Speaking of my dad; I got a letter from him today. He told me all about the horses, and how they're doing. One of his mares; Auburn Mist, is going to have a foal in the spring! I am so excited. But it's still weird that I'm not going to be there. I just can't process the fact that all that - all my old life - is over there, while I'm still here. None of the other girls have this problem. Melanthe never really talks about missing her family (She does tell us a lot about them, and her sister Kira), and she's not even been here a year! And Rebecca just never talks about her family in general, but I don't get the feeling she misses them very much. I know that it's different - Rebecca and Mellie chose to come here so they could study at Sutton, and I was forced to move here - but I still don't understand. Is it weird to miss my father so much? Is it wrong? I just don't understand why I can't stop missing him so much. I think I'm crazy, or something, but sometimes I wonder what would happen if he got sick, or fell off his horse, and I wasn't there. If I never got to say goodbye to him. I don’t think I could live with myself then. And then there’s his girlfriend – Grace. Who he's seeing a lot, he says. Do you think he'll tell me if they get engaged? He wouldn't keep it from me, would he? Would he? Because I get the feeling he's hiding something from me. Like there's something he's not telling me. I don't know why; but I'm scared.

Lilyana

Monday, September 10, 2012

Rebecca - National Suicide awareness day.


                       Today is national Suicide Awareness Day. 

Wear yellow and write "Love" on your wrist to show support and remember the people who died, and the people that are still struggling.






Friday, September 7, 2012

Melanthe - Hate school.

I cannot believe that it is almost school! i just can't! I hate, hate HATE school. It is the worst thing ever! And I mean ever. I cannot see how anybody (Rebecca) could like it! It is horrible! All the talking, and the teachers, and the tests i always fail. It's the worst place on earth. It truly is. I mean; it's fun cuz you get to see your friends, but the academic side of it sucks. I'm just not good at it! I can't do it, I just can't. I am horrible at everything. I suck at math, I can't spell, and I'm useless at science. Utterly useless. It's just a waste of time to go at all, because I know that I'm going to fail. I wish we didn't have to go.

Melanthe.


Thursday, September 6, 2012

Samantha - Almost school...


I cannot believe that school starts in five days. Five days. Summer is almost over but from FIVE DAYS! Where did it go? I have no,no, no, idea. I just don't. Last I remembered, it was the beginning of July, and we were talking about moving. Whatever happened to that? Not a lot. We still don't have a buyer for our house, so, who knows? So what happened this summer? It seems like it went by so fast! Like a millisecond! So much happened, but it seems like such a short time that it happened in! I'll miss summer.

And then we'll have school.
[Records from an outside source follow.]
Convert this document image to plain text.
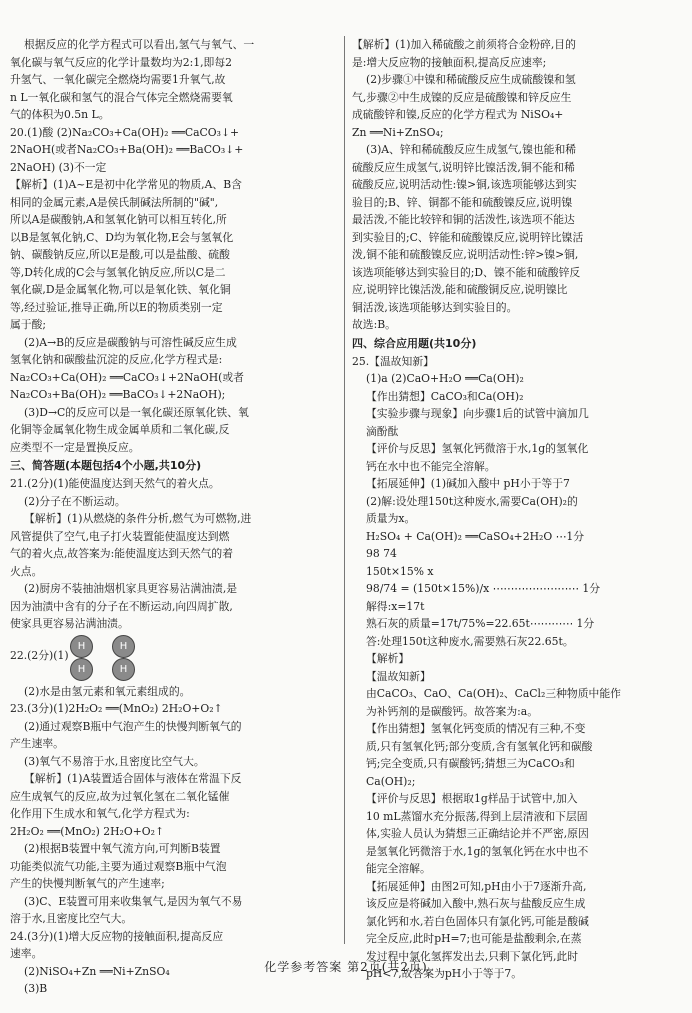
根据反应的化学方程式可以看出,氢气与氧气、一
氧化碳与氧气反应的化学计量数均为2:1,即每2
升氢气、一氧化碳完全燃烧均需要1升氧气,故
n L一氧化碳和氢气的混合气体完全燃烧需要氧
气的体积为0.5n L。
20.(1)酸 (2)Na₂CO₃+Ca(OH)₂ ══CaCO₃↓+
2NaOH(或者Na₂CO₃+Ba(OH)₂ ══BaCO₃↓+
2NaOH) (3)不一定
【解析】(1)A~E是初中化学常见的物质,A、B含
相同的金属元素,A是侯氏制碱法所制的"碱",
所以A是碳酸钠,A和氢氧化钠可以相互转化,所
以B是氢氧化钠,C、D均为氧化物,E会与氢氧化
钠、碳酸钠反应,所以E是酸,可以是盐酸、硫酸
等,D转化成的C会与氢氧化钠反应,所以C是二
氧化碳,D是金属氧化物,可以是氧化铁、氧化铜
等,经过验证,推导正确,所以E的物质类别一定
属于酸;
(2)A→B的反应是碳酸钠与可溶性碱反应生成
氢氧化钠和碳酸盐沉淀的反应,化学方程式是:
Na₂CO₃+Ca(OH)₂ ══CaCO₃↓+2NaOH(或者
Na₂CO₃+Ba(OH)₂ ══BaCO₃↓+2NaOH);
(3)D→C的反应可以是一氧化碳还原氧化铁、氧
化铜等金属氧化物生成金属单质和二氧化碳,反
应类型不一定是置换反应。
三、简答题(本题包括4个小题,共10分)
21.(2分)(1)能使温度达到天然气的着火点。
(2)分子在不断运动。
【解析】(1)从燃烧的条件分析,燃气为可燃物,进
风管提供了空气,电子打火装置能使温度达到燃
气的着火点,故答案为:能使温度达到天然气的着
火点。
(2)厨房不装抽油烟机家具更容易沾满油渍,是
因为油渍中含有的分子在不断运动,向四周扩散,
使家具更容易沾满油渍。
22.(2分)(1)
H
H
H
H
(2)水是由氢元素和氧元素组成的。
23.(3分)(1)2H₂O₂ ══(MnO₂) 2H₂O+O₂↑
(2)通过观察B瓶中气泡产生的快慢判断氧气的
产生速率。
(3)氧气不易溶于水,且密度比空气大。
【解析】(1)A装置适合固体与液体在常温下反
应生成氧气的反应,故为过氧化氢在二氧化锰催
化作用下生成水和氧气,化学方程式为:
2H₂O₂ ══(MnO₂) 2H₂O+O₂↑
(2)根据B装置中氧气流方向,可判断B装置
功能类似流气功能,主要为通过观察B瓶中气泡
产生的快慢判断氧气的产生速率;
(3)C、E装置可用来收集氧气,是因为氧气不易
溶于水,且密度比空气大。
24.(3分)(1)增大反应物的接触面积,提高反应
速率。
(2)NiSO₄+Zn ══Ni+ZnSO₄
(3)B
【解析】(1)加入稀硫酸之前须将合金粉碎,目的
是:增大反应物的接触面积,提高反应速率;
(2)步骤①中镍和稀硫酸反应生成硫酸镍和氢
气,步骤②中生成镍的反应是硫酸镍和锌反应生
成硫酸锌和镍,反应的化学方程式为 NiSO₄+
Zn ══Ni+ZnSO₄;
(3)A、锌和稀硫酸反应生成氢气,镍也能和稀
硫酸反应生成氢气,说明锌比镍活泼,铜不能和稀
硫酸反应,说明活动性:镍>铜,该选项能够达到实
验目的;B、锌、铜都不能和硫酸镍反应,说明镍
最活泼,不能比较锌和铜的活泼性,该选项不能达
到实验目的;C、锌能和硫酸镍反应,说明锌比镍活
泼,铜不能和硫酸镍反应,说明活动性:锌>镍>铜,
该选项能够达到实验目的;D、镍不能和硫酸锌反
应,说明锌比镍活泼,能和硫酸铜反应,说明镍比
铜活泼,该选项能够达到实验目的。
故选:B。
四、综合应用题(共10分)
25.【温故知新】
(1)a (2)CaO+H₂O ══Ca(OH)₂
【作出猜想】CaCO₃和Ca(OH)₂
【实验步骤与现象】向步骤1后的试管中滴加几
滴酚酞
【评价与反思】氢氧化钙微溶于水,1g的氢氧化
钙在水中也不能完全溶解。
【拓展延伸】(1)碱加入酸中 pH小于等于7
(2)解:设处理150t这种废水,需要Ca(OH)₂的
质量为x。
H₂SO₄ + Ca(OH)₂ ══CaSO₄+2H₂O ⋯1分
98 74
150t×15% x
98/74 = (150t×15%)/x ⋯⋯⋯⋯⋯⋯⋯⋯ 1分
解得:x=17t
熟石灰的质量=17t/75%=22.65t⋯⋯⋯⋯ 1分
答:处理150t这种废水,需要熟石灰22.65t。
【解析】
【温故知新】
由CaCO₃、CaO、Ca(OH)₂、CaCl₂三种物质中能作
为补钙剂的是碳酸钙。故答案为:a。
【作出猜想】氢氧化钙变质的情况有三种,不变
质,只有氢氧化钙;部分变质,含有氢氧化钙和碳酸
钙;完全变质,只有碳酸钙;猜想三为CaCO₃和
Ca(OH)₂;
【评价与反思】根据取1g样品于试管中,加入
10 mL蒸馏水充分振荡,得到上层清液和下层固
体,实验人员认为猜想三正确结论并不严密,原因
是氢氧化钙微溶于水,1g的氢氧化钙在水中也不
能完全溶解。
【拓展延伸】由图2可知,pH由小于7逐渐升高,
该反应是将碱加入酸中,熟石灰与盐酸反应生成
氯化钙和水,若白色固体只有氯化钙,可能是酸碱
完全反应,此时pH=7;也可能是盐酸剩余,在蒸
发过程中氯化氢挥发出去,只剩下氯化钙,此时
pH<7,故答案为pH小于等于7。
化学参考答案 第2页(共2页)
I don't dislike school, exactly. Not like Melanthe does. But I don't like it either, like Lilyana or Rebecca do. It's just...school. Inevitable, but not horrible. I'm not a bad student - I get good enough grades - but school is boring. So, so, boring. It is such a waste of time! They go blah, blah, blah, and we just sit there, bored. And they don't even notice! Like.....what? Why don't they see that we are all asleep? I guess they don't. Oh well, to bad for them. I can't believe that in a week I'll be in the classroom. It's just strange. Homework, friends, teachers, classes.....eh. Just school. I do want to try and pack as much as I can into the last days of summer. Before we are herded up and crammed into hot classrooms like sheep penned up for slaughter!
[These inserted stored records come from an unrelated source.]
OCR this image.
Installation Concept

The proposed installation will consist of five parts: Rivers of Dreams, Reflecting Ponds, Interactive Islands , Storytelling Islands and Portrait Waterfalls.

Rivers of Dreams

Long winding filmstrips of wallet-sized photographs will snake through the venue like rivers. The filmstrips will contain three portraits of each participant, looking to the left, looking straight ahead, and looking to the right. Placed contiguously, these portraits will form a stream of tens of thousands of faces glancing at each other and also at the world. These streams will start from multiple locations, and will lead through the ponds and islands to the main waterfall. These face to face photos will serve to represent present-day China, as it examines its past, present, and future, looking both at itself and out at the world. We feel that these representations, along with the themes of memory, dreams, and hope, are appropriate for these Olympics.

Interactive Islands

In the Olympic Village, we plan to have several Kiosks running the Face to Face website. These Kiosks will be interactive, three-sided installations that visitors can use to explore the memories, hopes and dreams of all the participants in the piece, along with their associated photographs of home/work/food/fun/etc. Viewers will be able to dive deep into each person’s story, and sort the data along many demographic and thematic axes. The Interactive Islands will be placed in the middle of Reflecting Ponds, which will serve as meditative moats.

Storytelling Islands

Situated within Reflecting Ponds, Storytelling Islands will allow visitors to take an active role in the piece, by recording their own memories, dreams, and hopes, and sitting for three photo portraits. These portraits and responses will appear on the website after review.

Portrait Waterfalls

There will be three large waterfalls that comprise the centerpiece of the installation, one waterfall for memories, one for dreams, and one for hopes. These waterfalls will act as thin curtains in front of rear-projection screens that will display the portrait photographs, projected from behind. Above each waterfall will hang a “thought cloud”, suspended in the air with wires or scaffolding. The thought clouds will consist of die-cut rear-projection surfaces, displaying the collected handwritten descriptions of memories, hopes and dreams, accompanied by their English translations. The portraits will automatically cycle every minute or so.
Anyway, on to other things. Firstly, Rebecca. Who has ben acting totally weird lately. As if that's a surprise. But weirder, I mean, then usual. She's all giddy sometimes, and she'll spontaneously do a piroette or something in the hall, or walking down the street. She spends a lot of time on the roof; not just at night, but during the day, too. I don't know what she does up there. She plays her guitar, or dances, I know, but a lot of time we just hear quiet. Sometimes I look out the window and crane my head up to ask her something, but she's not there? Where does she go? She hasn't talked to any of us much for a while. Not since the pageant, I think. She did through a book at me yesterday when I asked her to clean up her papers, which was weird. I just backed out into the hallway, and closed the door. She is just to strange for words.

TTFN

Samantha




Tuesday, September 4, 2012

Rebecca - Pageant and dancing


I'm really glad I did this pageant, I guess. It was nice to win. I love how it feels when everybody is clapping for me. It makes me feel as though I belong, like I'm 'Part Of It All' like that song says. It's a wonderful feeling. I wasn't nervous at all. I don't really get nervous a lot. Years of performance can do that to you. I'm glad I choose Learn To Be Lonely as my guitar piece, it is such a touching song. I feel that if there was one song to describe my life; that would be it. It is so pretty and so fitting. I feel such a connection to it, an when I play it onstage, it feels very magical. Like I'm up on air, and there is nothing but me and the music, all unhappy thoughts and bad things go away. Thats what I want to convey to the audience in my song. Thats the part of me I want them to see on stage.

I was fairly surprised when they called my name as the winner. It was like this feeling of elation ran through my body. As they hung the medal around my neck, I thought ; This is it. This is the big moment.  I felt so happy, so high. It was wonderful. It's like I've been up on air for the past two days, flying and flying. I can do anything, be anyone.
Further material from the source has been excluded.